Lincoln has been called the American equivalent of Giuseppe Mazzini or Otto von Bismarck, who during this same era created nation-states in Italy and Germany from disunited collections of principalities. But Lincoln’s nation was different from those being constructed in Europe. They were based on the idea of unifying a particular people with a common ethnic, cultural, and linguistic heritage. To Lincoln, the American nation embodied a set of universal ideas, centered on political democracy and human liberty. The United States represented to the world the principle that government should rest on popular consent and that all men should be free. These ideals, Lincoln declared, allowed immigrants from abroad, who could not “trace their connection by blood” to the nation’s birth, nonetheless to become fully American.

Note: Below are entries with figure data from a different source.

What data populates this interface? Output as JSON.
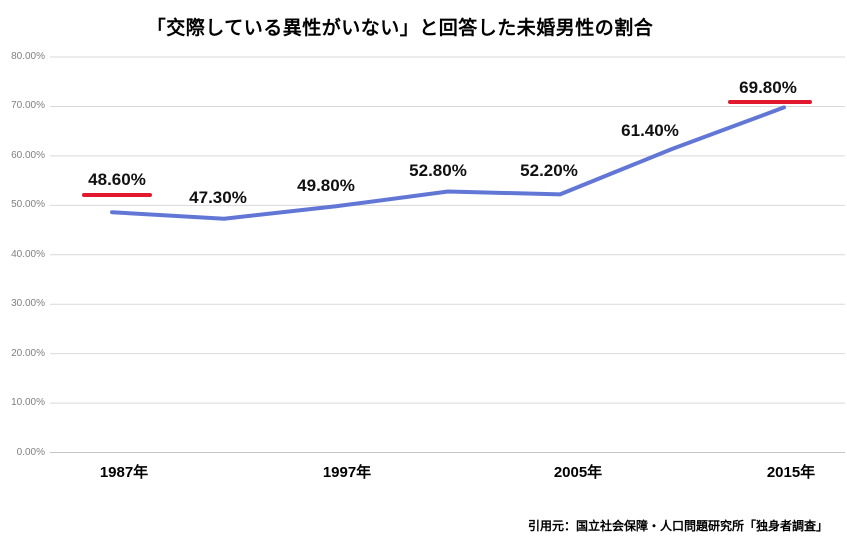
{
  "title": "「交際している異性がいない」と回答した未婚男性の割合",
  "source": "引用元：国立社会保障・人口問題研究所「独身者調査」",
  "colors": {
    "line": "#6276d6",
    "highlight_red": "#e2192e",
    "grid": "#d9d9d9",
    "axis": "#c6c6c6",
    "y_tick_text": "#808080",
    "text": "#000000"
  },
  "chart_data": {
    "type": "line",
    "title": "「交際している異性がいない」と回答した未婚男性の割合",
    "x": [
      1987,
      1992,
      1997,
      2002,
      2005,
      2010,
      2015
    ],
    "values": [
      48.6,
      47.3,
      49.8,
      52.8,
      52.2,
      61.4,
      69.8
    ],
    "data_labels": [
      "48.60%",
      "47.30%",
      "49.80%",
      "52.80%",
      "52.20%",
      "61.40%",
      "69.80%"
    ],
    "highlighted_indices": [
      0,
      6
    ],
    "x_tick_labels": [
      "1987年",
      "1997年",
      "2005年",
      "2015年"
    ],
    "x_tick_at_point_index": [
      0,
      2,
      4,
      6
    ],
    "y_tick_labels": [
      "80.00%",
      "70.00%",
      "60.00%",
      "50.00%",
      "40.00%",
      "30.00%",
      "20.00%",
      "10.00%",
      "0.00%"
    ],
    "ylim": [
      0,
      80
    ],
    "y_tick_step": 10,
    "grid": true,
    "legend": "none",
    "xlabel": "",
    "ylabel": ""
  }
}
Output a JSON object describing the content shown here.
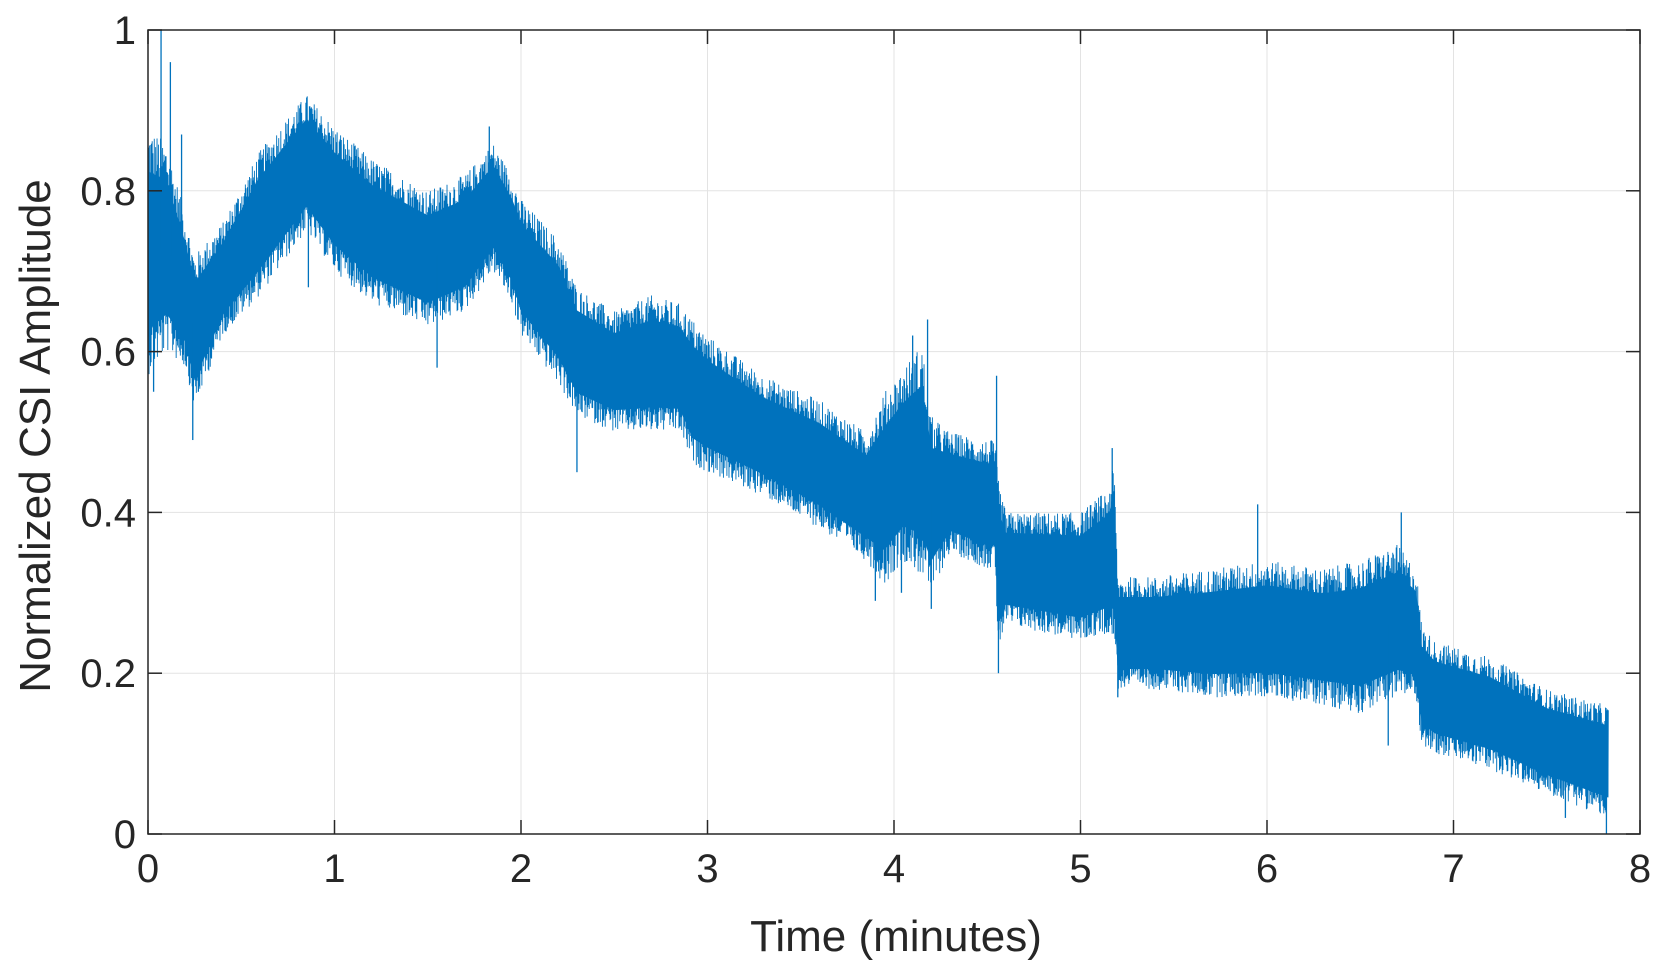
{
  "chart_data": {
    "type": "line",
    "title": "",
    "xlabel": "Time (minutes)",
    "ylabel": "Normalized CSI Amplitude",
    "xlim": [
      0,
      8
    ],
    "ylim": [
      0,
      1
    ],
    "xticks": [
      0,
      1,
      2,
      3,
      4,
      5,
      6,
      7,
      8
    ],
    "yticks": [
      0,
      0.2,
      0.4,
      0.6,
      0.8,
      1
    ],
    "xtick_labels": [
      "0",
      "1",
      "2",
      "3",
      "4",
      "5",
      "6",
      "7",
      "8"
    ],
    "ytick_labels": [
      "0",
      "0.2",
      "0.4",
      "0.6",
      "0.8",
      "1"
    ],
    "grid": true,
    "series": [
      {
        "color": "#0072BD",
        "envelope": {
          "x": [
            0.0,
            0.1,
            0.2,
            0.25,
            0.4,
            0.6,
            0.85,
            1.0,
            1.2,
            1.5,
            1.7,
            1.85,
            1.95,
            2.0,
            2.2,
            2.3,
            2.5,
            2.7,
            2.85,
            2.92,
            3.0,
            3.3,
            3.6,
            3.85,
            3.95,
            4.05,
            4.15,
            4.2,
            4.3,
            4.5,
            4.54,
            4.56,
            4.6,
            4.8,
            5.0,
            5.15,
            5.18,
            5.2,
            5.4,
            5.7,
            6.0,
            6.3,
            6.5,
            6.7,
            6.8,
            6.83,
            6.9,
            7.2,
            7.5,
            7.83
          ],
          "lower": [
            0.57,
            0.6,
            0.58,
            0.53,
            0.62,
            0.67,
            0.75,
            0.7,
            0.66,
            0.63,
            0.65,
            0.7,
            0.66,
            0.62,
            0.56,
            0.52,
            0.5,
            0.5,
            0.5,
            0.46,
            0.45,
            0.42,
            0.38,
            0.34,
            0.31,
            0.34,
            0.32,
            0.3,
            0.35,
            0.33,
            0.33,
            0.23,
            0.26,
            0.25,
            0.24,
            0.25,
            0.24,
            0.18,
            0.18,
            0.17,
            0.17,
            0.16,
            0.15,
            0.17,
            0.17,
            0.11,
            0.1,
            0.08,
            0.05,
            0.02
          ],
          "upper": [
            0.88,
            0.86,
            0.77,
            0.72,
            0.76,
            0.85,
            0.92,
            0.88,
            0.84,
            0.8,
            0.82,
            0.86,
            0.82,
            0.79,
            0.74,
            0.68,
            0.65,
            0.67,
            0.66,
            0.64,
            0.62,
            0.57,
            0.54,
            0.5,
            0.55,
            0.58,
            0.61,
            0.52,
            0.5,
            0.49,
            0.49,
            0.44,
            0.4,
            0.4,
            0.4,
            0.43,
            0.46,
            0.32,
            0.32,
            0.33,
            0.34,
            0.33,
            0.34,
            0.36,
            0.33,
            0.26,
            0.24,
            0.22,
            0.18,
            0.16
          ]
        },
        "spikes": [
          {
            "x": 0.03,
            "y": 0.55
          },
          {
            "x": 0.07,
            "y": 1.0
          },
          {
            "x": 0.12,
            "y": 0.96
          },
          {
            "x": 0.18,
            "y": 0.87
          },
          {
            "x": 0.24,
            "y": 0.49
          },
          {
            "x": 0.27,
            "y": 0.55
          },
          {
            "x": 0.86,
            "y": 0.68
          },
          {
            "x": 1.55,
            "y": 0.58
          },
          {
            "x": 1.83,
            "y": 0.88
          },
          {
            "x": 2.3,
            "y": 0.45
          },
          {
            "x": 3.9,
            "y": 0.29
          },
          {
            "x": 4.04,
            "y": 0.3
          },
          {
            "x": 4.1,
            "y": 0.62
          },
          {
            "x": 4.18,
            "y": 0.64
          },
          {
            "x": 4.2,
            "y": 0.28
          },
          {
            "x": 4.55,
            "y": 0.57
          },
          {
            "x": 4.56,
            "y": 0.2
          },
          {
            "x": 5.17,
            "y": 0.48
          },
          {
            "x": 5.2,
            "y": 0.17
          },
          {
            "x": 5.95,
            "y": 0.41
          },
          {
            "x": 6.72,
            "y": 0.4
          },
          {
            "x": 6.65,
            "y": 0.11
          },
          {
            "x": 7.6,
            "y": 0.02
          },
          {
            "x": 7.82,
            "y": 0.0
          }
        ]
      }
    ]
  }
}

Lincoln summarized his conception of the war’s meaning in November 1863 in brief remarks at the dedication of a military cemetery at the site of the war’s greatest battle. The Gettysburg Address is considered his finest speech (see the Appendix for the full text). In less than three minutes, he identified the nation’s mission with the principle that “all men are created equal,” spoke of the war as bringing about a “new birth of freedom,” and defined the essence of democratic government. The sacrifices of Union soldiers, he declared, would ensure that “government of the people, by the people, for the people, shall not perish from the earth.”